Section 8.3 Orthogonal bases
We frequently ask to write a given vector \(\bvec\)as a linear combination of given basis vectors. We do this by solving the system \(A\xvec=\bvec\text{,}\) where the columns of the matrix \(A\) are the basis vectors and the solution \(\xvec\) provides the weights for the linear combination. This next activity illustrates how this task can be simplified when the basis vectors are orthogonal to each other.
Exploration 8.3.1.
For this activity, it will be helpful to recall the distributive property of dot products:
\begin{equation*}
\bvec\cdot(x_1\wvec_1+x_2\wvec_2) = x_1\bvec\cdot\wvec_1 +
x_2\bvec\cdot\wvec_2\text{.}
\end{equation*}
We’ll work with the basis of \(\real^2\) formed by the vectors
\begin{equation*}
\wvec_1=\twovec12,\hspace{24pt}
\wvec_2=\twovec{-2}1\text{.}
\end{equation*}
Verify that the vectors \(\wvec_1\) and \(\wvec_2\) are orthogonal.
Suppose that \(\bvec =\twovec74\) and find the dot products \(\wvec_1\cdot\bvec\) and \(\wvec_2\cdot\bvec\text{.}\)

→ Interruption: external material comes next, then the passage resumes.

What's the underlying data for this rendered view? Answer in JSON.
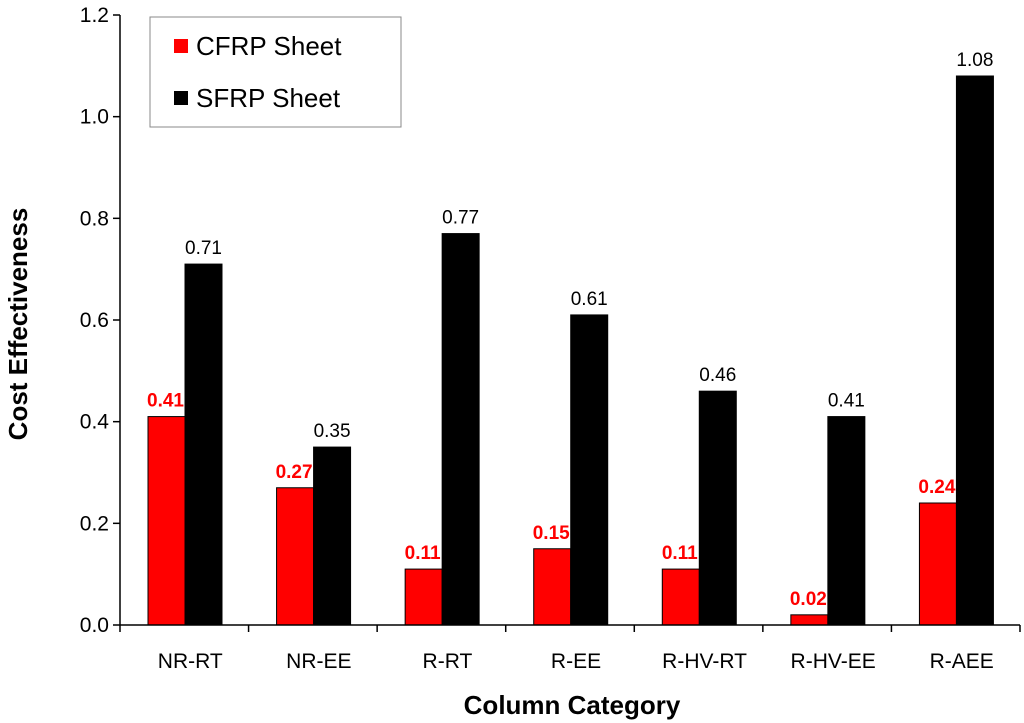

We would like to express \(\bvec\) as a linear combination of \(\wvec_1\) and \(\wvec_2\text{,}\) which means that we need to find weights \(x_1\) and \(x_2\) such that
\begin{equation*}
\bvec = x_1\wvec_1 + x_2\wvec_2\text{.}
\end{equation*}
To find the weight \(x_1\text{,}\) dot both sides of this expression with \(\wvec_1\text{:}\)
\begin{equation*}
\bvec\cdot\wvec_1 = (x_1\wvec_1 +
x_2\wvec_2)\cdot\wvec_1\text{,}
\end{equation*}
and apply the distributive property.
In a similar fashion, find the weight \(x_2\text{.}\)
Verify that \(\bvec = x_1\wvec_1+x_2\wvec_2\) using the weights you have found.
Solution.
We can compute that \(\wvec_1\cdot\wvec_2 = 0\text{.}\)
\(\bvec\cdot\wvec_1 = 15\) and \(\bvec\cdot\wvec_2 = -10\text{.}\)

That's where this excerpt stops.